C'est comme savoir ce que je ferai plus tard. Figurez-vous que là maintenant ce n'est pas du tout dans mes priorités. N'essayez pas de comprendre ce qui se passe dans ma tête parce que vos
questions me renvoient à ma fragilité.

Chaque jour, je me lève avec une humeur différente, un état d'esprit contraire à celui que j'avais la veille... j'ai l'impression de ne pas me reconnaitre tellement j'ai changé en quelques heures.

C'est fou mais c'est ma réalité quotidienne, comme si une force invisible me tirait d'un monde à un autre. Tantôt, je rêve de redevenir un petit enfant câliné, protégé et conseillé, tantôt je me sens un adulte qui sait exactement ce qu'il doit faire et surtout qui n'a besoin d'aide de personne.

Et si jamais vous pénétrez dans mon monde sans que je vous y aie invité, je défendrai mon
territoire avec toutes les armes en ma possession (et D... sait si j'en ai).

Soyez gentils, armez vous de patience et supportez mes sautes d'humeur, mon irrespect et mon opposition quasi vitale.

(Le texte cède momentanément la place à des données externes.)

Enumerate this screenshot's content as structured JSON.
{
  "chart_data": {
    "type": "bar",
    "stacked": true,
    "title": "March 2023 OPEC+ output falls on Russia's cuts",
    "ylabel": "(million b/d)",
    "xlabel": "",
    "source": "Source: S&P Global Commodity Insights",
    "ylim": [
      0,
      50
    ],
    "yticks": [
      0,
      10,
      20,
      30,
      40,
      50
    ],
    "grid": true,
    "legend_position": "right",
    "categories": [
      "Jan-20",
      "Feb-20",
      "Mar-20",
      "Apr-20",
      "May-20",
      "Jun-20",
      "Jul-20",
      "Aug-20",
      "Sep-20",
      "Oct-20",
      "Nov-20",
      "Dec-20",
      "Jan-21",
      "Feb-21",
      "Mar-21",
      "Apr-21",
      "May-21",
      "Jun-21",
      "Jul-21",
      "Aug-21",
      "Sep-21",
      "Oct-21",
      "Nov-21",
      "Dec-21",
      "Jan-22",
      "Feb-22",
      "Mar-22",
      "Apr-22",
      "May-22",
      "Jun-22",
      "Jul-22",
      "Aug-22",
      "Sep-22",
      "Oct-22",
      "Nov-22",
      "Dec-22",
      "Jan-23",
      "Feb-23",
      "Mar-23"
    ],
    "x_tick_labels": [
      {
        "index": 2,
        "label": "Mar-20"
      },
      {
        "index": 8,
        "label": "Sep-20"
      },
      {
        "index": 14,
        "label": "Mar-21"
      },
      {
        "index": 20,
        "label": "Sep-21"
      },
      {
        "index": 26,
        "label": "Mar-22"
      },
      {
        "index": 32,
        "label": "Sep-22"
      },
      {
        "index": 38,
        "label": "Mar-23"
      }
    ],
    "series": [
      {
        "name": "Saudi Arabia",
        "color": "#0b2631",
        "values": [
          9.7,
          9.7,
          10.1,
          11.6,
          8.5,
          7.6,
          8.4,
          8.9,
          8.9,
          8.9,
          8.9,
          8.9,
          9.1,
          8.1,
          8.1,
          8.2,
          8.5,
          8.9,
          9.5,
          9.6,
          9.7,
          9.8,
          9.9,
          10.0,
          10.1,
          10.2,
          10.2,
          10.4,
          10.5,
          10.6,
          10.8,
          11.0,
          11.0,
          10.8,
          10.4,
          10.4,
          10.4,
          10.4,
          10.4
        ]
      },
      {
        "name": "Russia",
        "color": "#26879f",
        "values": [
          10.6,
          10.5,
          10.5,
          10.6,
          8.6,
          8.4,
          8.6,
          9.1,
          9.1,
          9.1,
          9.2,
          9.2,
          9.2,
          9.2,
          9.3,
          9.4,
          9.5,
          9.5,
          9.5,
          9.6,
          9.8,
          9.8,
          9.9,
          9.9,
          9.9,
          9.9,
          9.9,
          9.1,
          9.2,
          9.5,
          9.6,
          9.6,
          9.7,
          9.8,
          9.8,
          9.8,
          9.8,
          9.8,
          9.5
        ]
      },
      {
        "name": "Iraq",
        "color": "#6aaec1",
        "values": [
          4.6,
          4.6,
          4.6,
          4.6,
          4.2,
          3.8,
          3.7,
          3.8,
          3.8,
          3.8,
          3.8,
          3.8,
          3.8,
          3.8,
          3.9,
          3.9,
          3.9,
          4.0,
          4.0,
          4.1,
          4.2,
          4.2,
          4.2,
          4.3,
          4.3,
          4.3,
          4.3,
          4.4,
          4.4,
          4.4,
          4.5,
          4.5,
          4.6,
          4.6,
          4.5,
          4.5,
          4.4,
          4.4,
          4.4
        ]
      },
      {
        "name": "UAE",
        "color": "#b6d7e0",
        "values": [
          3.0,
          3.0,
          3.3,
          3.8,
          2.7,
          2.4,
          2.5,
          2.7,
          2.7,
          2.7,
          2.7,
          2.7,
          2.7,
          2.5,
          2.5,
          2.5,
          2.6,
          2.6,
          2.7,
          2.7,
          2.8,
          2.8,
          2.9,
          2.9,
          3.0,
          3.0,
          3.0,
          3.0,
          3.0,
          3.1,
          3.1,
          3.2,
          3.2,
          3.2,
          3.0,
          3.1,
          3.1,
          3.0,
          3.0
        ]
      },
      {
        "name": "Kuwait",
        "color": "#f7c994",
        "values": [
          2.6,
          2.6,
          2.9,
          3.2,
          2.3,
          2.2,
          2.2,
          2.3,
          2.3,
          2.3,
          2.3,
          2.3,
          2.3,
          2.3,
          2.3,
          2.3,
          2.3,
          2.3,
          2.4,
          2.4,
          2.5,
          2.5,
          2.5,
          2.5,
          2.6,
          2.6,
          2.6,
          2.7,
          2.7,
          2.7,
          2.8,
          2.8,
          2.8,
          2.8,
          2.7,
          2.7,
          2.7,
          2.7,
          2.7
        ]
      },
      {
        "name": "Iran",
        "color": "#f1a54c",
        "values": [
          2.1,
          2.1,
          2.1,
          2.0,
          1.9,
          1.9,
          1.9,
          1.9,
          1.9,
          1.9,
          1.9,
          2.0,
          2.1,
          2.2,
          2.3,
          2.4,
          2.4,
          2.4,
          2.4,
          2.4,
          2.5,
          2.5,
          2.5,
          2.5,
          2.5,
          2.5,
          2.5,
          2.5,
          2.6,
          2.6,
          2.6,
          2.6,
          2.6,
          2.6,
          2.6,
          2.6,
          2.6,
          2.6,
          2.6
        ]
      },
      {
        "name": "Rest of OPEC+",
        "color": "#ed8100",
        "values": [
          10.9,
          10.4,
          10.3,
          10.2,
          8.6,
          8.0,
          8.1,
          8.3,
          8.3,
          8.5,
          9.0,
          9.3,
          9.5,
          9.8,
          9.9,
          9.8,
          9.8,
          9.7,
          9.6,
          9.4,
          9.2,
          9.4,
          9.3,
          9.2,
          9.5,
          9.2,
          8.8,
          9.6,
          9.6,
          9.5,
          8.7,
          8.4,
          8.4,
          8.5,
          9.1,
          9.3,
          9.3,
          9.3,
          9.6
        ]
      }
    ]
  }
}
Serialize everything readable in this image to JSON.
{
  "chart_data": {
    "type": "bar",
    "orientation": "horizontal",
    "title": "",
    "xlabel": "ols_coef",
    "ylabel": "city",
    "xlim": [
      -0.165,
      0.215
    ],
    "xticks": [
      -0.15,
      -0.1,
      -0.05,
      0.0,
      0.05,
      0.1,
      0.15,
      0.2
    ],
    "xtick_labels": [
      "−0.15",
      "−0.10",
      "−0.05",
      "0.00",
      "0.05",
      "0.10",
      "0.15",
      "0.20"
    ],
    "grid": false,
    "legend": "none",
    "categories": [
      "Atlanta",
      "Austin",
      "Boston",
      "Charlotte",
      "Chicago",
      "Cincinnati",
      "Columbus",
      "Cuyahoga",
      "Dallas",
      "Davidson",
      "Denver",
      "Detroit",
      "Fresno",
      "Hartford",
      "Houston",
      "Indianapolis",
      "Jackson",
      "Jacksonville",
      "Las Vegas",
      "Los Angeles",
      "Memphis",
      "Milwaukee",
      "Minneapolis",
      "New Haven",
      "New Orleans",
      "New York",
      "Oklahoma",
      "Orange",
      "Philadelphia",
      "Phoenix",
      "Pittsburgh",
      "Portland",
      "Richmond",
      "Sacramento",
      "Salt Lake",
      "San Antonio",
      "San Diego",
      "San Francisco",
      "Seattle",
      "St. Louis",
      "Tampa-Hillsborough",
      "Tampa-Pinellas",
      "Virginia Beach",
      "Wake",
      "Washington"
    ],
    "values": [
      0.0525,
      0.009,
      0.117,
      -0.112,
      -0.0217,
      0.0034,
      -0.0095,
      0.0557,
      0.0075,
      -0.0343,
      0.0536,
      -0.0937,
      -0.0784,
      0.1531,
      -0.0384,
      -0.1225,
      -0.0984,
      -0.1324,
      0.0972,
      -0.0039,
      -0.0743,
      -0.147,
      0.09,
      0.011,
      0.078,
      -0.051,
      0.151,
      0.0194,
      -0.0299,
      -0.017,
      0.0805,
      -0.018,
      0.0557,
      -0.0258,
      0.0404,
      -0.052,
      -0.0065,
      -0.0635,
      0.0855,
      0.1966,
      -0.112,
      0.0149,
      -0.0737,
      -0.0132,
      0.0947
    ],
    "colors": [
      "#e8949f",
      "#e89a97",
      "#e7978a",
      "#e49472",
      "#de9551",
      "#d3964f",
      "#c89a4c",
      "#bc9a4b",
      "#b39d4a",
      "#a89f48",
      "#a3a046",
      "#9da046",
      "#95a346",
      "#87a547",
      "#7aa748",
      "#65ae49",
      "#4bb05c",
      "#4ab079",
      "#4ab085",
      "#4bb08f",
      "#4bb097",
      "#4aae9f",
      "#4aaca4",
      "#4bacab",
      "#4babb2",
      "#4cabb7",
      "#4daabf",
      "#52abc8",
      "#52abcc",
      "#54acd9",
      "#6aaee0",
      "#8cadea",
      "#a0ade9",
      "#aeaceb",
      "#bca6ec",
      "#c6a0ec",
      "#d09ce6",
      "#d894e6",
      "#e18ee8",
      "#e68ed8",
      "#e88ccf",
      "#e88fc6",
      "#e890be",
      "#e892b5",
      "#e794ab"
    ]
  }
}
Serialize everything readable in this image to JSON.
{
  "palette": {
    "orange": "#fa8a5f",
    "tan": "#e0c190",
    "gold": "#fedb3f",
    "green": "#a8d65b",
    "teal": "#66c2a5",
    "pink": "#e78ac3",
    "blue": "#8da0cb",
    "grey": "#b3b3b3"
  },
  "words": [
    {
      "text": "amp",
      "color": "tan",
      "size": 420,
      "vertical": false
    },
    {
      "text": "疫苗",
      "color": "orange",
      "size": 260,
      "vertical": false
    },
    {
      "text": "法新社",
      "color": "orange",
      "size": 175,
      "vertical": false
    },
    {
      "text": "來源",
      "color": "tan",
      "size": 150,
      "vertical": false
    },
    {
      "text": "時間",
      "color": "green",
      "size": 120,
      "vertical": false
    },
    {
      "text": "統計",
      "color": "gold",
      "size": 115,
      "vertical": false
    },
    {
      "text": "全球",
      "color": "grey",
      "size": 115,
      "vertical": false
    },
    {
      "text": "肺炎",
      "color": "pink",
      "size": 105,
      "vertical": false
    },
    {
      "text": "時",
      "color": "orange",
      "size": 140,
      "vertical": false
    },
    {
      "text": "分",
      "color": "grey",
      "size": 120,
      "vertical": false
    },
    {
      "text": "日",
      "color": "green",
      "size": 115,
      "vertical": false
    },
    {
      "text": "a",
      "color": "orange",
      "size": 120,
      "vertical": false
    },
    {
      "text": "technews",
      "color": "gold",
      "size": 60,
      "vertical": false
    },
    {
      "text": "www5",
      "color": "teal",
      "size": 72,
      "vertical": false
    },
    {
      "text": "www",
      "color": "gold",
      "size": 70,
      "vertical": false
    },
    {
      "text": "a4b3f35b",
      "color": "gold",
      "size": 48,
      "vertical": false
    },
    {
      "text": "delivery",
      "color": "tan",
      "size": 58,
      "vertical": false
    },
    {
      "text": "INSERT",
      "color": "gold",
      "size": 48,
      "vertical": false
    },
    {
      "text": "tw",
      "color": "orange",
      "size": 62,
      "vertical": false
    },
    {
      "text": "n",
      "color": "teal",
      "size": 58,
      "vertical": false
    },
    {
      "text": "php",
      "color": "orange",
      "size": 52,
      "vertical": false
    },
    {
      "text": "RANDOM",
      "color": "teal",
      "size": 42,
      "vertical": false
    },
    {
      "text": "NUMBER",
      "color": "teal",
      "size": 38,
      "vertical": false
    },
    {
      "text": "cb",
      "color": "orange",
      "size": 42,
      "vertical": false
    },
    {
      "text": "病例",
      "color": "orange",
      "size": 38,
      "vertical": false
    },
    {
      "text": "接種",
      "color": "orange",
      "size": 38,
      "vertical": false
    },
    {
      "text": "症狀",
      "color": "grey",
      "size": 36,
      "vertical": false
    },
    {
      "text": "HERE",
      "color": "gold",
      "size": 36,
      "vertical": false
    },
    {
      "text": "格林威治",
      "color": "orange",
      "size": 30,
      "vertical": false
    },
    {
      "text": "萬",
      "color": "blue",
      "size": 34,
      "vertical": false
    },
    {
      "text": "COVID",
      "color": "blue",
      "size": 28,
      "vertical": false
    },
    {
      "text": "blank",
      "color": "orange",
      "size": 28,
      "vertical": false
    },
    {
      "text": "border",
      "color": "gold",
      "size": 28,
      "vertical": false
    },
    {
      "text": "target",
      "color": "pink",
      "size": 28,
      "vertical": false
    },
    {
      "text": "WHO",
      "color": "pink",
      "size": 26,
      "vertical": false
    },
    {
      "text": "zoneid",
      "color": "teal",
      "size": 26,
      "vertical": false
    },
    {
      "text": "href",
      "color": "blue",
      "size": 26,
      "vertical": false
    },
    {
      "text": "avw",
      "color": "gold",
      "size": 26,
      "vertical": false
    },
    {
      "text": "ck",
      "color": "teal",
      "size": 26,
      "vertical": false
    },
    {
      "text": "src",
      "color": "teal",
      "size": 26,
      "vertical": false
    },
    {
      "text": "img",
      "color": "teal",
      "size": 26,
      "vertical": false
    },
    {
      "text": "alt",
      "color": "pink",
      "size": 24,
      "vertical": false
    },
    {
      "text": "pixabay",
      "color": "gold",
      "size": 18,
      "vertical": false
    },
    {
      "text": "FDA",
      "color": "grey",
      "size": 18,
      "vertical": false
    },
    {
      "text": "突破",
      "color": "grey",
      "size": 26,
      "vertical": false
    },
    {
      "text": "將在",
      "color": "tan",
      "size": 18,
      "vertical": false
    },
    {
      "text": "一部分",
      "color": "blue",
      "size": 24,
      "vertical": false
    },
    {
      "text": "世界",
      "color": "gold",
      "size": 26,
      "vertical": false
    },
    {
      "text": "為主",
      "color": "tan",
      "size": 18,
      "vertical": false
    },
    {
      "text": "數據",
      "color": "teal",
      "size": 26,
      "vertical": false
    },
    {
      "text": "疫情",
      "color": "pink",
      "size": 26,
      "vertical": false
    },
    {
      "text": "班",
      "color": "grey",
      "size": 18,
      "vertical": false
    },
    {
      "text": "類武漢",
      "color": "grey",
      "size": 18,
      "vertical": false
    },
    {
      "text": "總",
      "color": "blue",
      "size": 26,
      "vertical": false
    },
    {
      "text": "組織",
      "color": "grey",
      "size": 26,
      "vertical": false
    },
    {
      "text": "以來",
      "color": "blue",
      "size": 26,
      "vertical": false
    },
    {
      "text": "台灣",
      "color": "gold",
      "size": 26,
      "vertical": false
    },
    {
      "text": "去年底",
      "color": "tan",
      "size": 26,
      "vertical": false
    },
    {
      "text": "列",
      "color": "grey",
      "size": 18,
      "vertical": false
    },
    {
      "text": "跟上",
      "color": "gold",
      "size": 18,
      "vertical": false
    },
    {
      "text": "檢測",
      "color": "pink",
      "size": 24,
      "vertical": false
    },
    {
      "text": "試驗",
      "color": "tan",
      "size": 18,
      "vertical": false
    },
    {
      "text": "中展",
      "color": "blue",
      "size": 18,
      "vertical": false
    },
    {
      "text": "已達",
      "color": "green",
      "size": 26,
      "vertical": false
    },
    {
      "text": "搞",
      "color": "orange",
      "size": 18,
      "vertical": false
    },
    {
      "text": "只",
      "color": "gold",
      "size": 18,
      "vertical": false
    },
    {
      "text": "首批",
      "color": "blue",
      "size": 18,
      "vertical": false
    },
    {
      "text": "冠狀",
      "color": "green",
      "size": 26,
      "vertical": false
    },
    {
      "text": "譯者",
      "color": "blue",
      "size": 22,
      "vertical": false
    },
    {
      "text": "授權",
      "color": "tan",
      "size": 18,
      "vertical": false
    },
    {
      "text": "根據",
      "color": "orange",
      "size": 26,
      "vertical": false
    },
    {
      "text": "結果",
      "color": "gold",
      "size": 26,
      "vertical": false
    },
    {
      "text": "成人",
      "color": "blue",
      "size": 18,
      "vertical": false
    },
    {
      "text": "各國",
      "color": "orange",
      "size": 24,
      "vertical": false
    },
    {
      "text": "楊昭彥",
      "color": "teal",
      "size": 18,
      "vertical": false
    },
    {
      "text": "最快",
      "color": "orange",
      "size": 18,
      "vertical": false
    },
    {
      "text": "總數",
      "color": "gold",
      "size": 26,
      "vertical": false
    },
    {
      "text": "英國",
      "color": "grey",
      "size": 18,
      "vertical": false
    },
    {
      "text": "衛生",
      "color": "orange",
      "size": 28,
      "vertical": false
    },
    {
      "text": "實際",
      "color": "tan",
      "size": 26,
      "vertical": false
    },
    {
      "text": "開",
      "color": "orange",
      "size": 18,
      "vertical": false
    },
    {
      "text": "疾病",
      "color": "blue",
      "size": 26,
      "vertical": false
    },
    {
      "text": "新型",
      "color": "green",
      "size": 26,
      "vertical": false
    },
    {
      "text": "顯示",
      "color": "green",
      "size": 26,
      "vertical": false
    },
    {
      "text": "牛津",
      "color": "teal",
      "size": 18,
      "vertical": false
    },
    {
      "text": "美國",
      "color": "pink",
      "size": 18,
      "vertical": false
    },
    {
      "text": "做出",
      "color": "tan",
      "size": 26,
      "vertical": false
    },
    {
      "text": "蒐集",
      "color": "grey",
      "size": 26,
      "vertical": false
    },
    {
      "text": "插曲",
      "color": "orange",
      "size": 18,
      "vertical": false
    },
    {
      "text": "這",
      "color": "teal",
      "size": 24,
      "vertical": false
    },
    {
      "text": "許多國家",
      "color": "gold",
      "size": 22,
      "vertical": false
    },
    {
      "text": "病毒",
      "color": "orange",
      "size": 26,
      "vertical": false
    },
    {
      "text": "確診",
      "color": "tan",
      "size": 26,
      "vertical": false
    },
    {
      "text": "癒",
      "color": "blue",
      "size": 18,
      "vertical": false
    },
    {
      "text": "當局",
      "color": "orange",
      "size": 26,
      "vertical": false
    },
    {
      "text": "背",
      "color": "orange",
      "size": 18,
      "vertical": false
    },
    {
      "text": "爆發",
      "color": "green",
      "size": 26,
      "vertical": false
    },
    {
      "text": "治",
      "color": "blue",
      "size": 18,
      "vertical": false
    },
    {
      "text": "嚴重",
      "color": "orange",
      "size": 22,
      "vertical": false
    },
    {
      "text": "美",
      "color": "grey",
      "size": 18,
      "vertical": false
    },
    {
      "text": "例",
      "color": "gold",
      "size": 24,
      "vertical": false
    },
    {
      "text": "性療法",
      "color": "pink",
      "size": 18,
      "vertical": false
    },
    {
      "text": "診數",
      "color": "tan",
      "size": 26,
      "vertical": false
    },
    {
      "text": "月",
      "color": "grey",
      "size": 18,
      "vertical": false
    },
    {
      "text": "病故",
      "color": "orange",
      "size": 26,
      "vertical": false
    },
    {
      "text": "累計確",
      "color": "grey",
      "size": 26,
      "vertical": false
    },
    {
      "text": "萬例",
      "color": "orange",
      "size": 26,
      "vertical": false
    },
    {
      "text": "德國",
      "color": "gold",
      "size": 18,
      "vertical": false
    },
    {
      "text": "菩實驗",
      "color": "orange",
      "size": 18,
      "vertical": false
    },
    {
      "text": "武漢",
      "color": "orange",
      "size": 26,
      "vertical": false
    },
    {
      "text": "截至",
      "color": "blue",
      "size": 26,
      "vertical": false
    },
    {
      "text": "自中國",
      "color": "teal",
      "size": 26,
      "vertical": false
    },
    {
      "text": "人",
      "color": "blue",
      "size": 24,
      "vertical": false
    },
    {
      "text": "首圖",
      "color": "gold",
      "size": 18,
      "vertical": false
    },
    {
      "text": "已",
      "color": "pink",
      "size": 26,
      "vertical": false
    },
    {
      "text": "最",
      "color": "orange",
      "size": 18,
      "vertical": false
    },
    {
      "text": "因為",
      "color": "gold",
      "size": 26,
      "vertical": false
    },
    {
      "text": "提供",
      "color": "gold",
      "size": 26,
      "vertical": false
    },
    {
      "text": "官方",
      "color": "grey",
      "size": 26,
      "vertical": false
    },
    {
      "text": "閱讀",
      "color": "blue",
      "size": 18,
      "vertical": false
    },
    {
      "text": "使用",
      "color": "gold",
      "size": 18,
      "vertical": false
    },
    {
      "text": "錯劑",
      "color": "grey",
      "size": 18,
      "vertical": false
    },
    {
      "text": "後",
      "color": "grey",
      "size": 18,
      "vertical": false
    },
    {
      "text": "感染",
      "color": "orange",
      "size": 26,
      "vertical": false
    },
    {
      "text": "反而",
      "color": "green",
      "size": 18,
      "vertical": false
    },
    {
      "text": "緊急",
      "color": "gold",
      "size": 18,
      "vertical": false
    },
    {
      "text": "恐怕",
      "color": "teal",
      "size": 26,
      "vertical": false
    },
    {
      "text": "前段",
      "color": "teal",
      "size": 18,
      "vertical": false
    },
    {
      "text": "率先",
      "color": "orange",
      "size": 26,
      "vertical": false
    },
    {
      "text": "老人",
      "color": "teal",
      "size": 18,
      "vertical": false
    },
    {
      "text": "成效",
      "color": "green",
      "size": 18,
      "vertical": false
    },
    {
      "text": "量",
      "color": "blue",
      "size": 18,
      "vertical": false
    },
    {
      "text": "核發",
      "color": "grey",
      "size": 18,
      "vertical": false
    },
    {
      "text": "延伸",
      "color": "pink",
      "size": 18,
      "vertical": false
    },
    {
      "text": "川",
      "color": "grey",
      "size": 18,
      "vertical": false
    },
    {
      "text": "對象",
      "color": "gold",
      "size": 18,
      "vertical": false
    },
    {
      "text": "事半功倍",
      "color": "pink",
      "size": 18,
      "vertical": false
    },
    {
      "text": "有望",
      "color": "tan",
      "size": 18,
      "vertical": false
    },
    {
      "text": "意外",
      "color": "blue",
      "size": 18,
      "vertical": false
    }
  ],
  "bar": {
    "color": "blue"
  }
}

Ce que j'aime le plus au monde? Mes copains, parler sur mon portable pendant des heures et rester enfermé dans ma chambre au milieu de mon balagan, enivré de musique à tue-tête, en surfant sur internet. Bien sûr que je revois mes leçons tous les jours - arrêtez de vous inquiéter - il n'y a pas que ça dans la vie!

Ce qu'on se raconte avec mes potes? Plein de choses qui ne vous regardent pas et on se plaint de tout, surtout de nos parents!

Ne me regardez pas comme un extra-terrestre parce que de là où je suis, je ne vois pas le monde comme vous. D'ailleurs, j'aimerais tellement le changer ce monde, vous changer ... faire la révolution, hurler à tue-tête: la liberté, il n'y a que ça de vrai!

Vous vous rappelez ces moments quand j'étais petit où je passais mon temps à vous faire plaisir, à l'école, à la maison? Eh bien maintenant, j'ai changé: je ne veux plus qu'on me demande quoi que ce soit. Je veux vivre pour moi, prendre tout le plaisir de la terre et sans aucune contrainte.

Je sais bien qu'il faut que vous fassiez votre travail de parents, mais si je peux me permettre un petit conseil : soyez là et pas là, c'est simple, non ?

Quoi encore? J'ai avec moi-même de grandes discussions philosophiques, mes idées sont les meilleures et si vous m'écoutiez, le monde tournerait mieux.